Slippage Modeling: The Difference Between Paper and Live P&L

"My backtest shows a Sharpe of 1.8. Live performance has been Sharpe 0.3. What changed?"

Most of the time, nothing changed. The backtest didn't model slippage realistically. The "1.8 Sharpe" was a paper number; the live "0.3" is closer to the actual edge minus actual costs.

Modeling slippage well doesn't make a bad strategy good. It does prevent you from deploying a strategy that looks good only because you underestimated costs.

Where slippage comes from

Spread. The bid-ask gap. You cross half (or all) of it on every trade. For liquid equity-index futures: 1 tick. For thinly traded micro-caps: dozens of ticks.
Market impact. Your order moves the price. The larger your order relative to ADV, the more it moves.
Latency. The time between signal generation and order arrival. In high-frequency strategies, the price has often moved away from the signal level by the time the order is in the book.
Adverse selection. Counterparties who only fill your quote when the price is moving against you.
Liquidity gaps. News prints, opens, closes — moments when liquidity vanishes and remaining quotes are wide.

Three levels of realism

Level 1: Constant slippage

A fixed cost per trade, in basis points or per-share/contract. Acceptable for low-frequency, large-cap strategies where the spread dominates and market impact is negligible.

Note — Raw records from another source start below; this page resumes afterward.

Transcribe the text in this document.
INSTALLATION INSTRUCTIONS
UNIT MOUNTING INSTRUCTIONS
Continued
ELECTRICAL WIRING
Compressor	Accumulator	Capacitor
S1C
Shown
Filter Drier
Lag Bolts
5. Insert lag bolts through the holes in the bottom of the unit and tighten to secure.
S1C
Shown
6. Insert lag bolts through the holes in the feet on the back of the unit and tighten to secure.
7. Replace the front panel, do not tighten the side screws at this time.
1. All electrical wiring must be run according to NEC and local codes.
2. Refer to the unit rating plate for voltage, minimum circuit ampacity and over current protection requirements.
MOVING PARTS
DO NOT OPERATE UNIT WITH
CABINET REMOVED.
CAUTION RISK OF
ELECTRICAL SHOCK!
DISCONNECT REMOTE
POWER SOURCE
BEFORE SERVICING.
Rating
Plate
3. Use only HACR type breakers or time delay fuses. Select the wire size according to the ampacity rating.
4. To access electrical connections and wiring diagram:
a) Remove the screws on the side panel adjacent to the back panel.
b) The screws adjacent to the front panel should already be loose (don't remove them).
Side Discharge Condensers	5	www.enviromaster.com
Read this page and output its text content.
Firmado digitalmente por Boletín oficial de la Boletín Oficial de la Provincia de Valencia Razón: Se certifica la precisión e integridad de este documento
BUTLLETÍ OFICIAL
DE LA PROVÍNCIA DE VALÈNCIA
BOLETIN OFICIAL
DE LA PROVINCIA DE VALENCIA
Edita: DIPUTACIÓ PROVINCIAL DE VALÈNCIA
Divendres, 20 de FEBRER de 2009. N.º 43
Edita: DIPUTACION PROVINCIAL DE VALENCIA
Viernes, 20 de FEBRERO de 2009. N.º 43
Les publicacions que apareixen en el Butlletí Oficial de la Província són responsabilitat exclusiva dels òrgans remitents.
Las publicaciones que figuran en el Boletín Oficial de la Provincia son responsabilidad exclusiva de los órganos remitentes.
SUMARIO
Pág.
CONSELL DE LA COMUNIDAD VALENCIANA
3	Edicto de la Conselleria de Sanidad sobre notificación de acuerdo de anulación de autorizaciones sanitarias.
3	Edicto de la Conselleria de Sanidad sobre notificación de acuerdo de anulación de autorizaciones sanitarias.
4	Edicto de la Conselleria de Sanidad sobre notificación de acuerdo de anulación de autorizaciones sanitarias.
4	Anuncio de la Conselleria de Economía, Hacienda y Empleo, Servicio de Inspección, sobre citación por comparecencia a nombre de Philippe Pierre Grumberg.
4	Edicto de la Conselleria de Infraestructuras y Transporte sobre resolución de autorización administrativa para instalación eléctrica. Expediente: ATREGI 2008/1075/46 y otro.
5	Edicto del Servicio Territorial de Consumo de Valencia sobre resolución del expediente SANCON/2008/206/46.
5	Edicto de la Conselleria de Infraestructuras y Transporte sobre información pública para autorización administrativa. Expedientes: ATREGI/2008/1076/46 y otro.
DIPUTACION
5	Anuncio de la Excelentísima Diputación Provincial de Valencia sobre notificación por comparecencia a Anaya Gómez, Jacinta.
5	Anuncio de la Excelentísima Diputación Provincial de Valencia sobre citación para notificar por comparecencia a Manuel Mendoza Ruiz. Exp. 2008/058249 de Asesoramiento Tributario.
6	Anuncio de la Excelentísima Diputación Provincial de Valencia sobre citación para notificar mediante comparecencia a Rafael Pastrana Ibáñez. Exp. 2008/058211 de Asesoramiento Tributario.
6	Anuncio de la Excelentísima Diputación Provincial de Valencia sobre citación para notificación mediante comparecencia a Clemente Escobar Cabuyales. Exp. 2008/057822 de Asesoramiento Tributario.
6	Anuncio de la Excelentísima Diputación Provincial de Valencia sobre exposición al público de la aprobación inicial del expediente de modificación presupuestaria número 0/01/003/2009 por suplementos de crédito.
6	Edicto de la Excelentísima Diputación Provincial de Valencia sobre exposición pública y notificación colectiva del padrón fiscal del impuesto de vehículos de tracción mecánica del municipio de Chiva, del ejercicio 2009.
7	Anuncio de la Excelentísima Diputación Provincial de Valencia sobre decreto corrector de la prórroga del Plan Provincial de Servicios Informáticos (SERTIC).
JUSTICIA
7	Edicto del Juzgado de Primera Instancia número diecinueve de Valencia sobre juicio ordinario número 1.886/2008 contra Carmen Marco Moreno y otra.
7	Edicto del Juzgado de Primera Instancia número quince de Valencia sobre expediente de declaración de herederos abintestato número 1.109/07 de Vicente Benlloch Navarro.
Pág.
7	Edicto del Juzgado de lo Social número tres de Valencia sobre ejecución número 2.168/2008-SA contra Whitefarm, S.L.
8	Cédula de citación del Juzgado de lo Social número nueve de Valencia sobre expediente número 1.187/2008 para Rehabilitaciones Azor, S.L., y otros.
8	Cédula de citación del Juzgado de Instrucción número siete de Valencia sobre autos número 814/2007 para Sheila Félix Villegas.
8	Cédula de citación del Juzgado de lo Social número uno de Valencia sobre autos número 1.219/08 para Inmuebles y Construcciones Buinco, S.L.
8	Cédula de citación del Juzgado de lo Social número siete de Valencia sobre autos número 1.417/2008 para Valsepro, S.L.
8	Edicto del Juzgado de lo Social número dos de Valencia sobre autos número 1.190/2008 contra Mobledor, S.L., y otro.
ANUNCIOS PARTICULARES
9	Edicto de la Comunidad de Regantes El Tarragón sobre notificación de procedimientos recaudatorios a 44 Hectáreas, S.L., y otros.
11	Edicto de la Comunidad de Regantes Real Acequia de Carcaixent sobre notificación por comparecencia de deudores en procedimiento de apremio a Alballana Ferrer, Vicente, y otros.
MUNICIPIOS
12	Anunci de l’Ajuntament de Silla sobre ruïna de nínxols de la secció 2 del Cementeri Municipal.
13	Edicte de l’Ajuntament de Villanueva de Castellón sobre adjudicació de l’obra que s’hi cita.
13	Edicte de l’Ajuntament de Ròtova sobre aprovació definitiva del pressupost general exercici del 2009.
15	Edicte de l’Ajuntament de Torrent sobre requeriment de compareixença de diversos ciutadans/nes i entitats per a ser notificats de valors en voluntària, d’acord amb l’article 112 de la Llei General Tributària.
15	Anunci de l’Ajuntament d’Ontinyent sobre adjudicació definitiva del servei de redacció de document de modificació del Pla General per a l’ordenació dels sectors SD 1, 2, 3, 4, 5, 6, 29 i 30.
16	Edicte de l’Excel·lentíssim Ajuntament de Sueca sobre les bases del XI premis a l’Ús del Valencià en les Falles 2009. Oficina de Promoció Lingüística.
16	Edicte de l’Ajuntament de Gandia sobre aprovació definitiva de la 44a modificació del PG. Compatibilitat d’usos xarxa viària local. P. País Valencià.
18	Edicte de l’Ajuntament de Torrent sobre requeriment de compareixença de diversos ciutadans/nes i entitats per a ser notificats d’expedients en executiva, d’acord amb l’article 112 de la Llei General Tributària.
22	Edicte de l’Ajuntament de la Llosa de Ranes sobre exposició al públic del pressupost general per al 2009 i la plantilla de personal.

slippage_bps = 5  # for liquid US large-cap equity, 5bp per round trip

Level 2: Volume-relative slippage

Slippage scales with order size relative to typical volume.

slippage_bps = base_spread + k × (order_size / ADV)^α

α is typically 0.5 (square-root market impact, well-documented in the empirical literature). k is a calibration constant per instrument or per liquidity tier.

This is the right level for daily-to-weekly horizon strategies trading reasonable size.

Level 3: Microstructure-aware

Models the order book directly: queue position, cancel/refill dynamics, hidden liquidity, exchange-specific behaviors. Required for higher-frequency or market-making strategies. Almost never appropriate for retail systematic strategies, which generally operate at daily-or-slower horizons.

The 2× rule

Whatever slippage estimate you use — calibrated, naive, or somewhere between — deploy with 2× that estimate in the backtest evaluation. If a strategy's edge survives 2× realistic slippage, it has margin for execution surprises. If it doesn't, it doesn't deserve live capital.

This rule is the closest thing to free protection in systematic research. The strategies it filters out are the strategies that would have failed live anyway.

Where backtests systematically lie

Mid-price fills. The most common backtest error. Filling at the mid systematically halves slippage. Use bid for sells, ask for buys — or model the spread explicitly.
Stop-loss assumptions. Backtests fill stops at the trigger price. Live fills land where they land — often meaningfully worse, especially in fast moves and gaps.
News-event fills. Liquidity vanishes during major prints. Backtests on mid prices around FOMC are wildly optimistic.
Limit-order fills. Did your limit actually fill, or were you queue-lower than you thought? Backtests usually assume fills if the price touched; reality is harsher.

Practical takeaways

Always model spread explicitly. Mid-price fills are the largest single source of paper-to-live divergence.
Use 2× your realistic slippage estimate as the deployment threshold.
Stops fill in the direction of the move that triggered them. Model that asymmetry directly.
The shorter the holding period, the more slippage matters. A daily strategy can absorb the costs; a 30-minute strategy probably can't.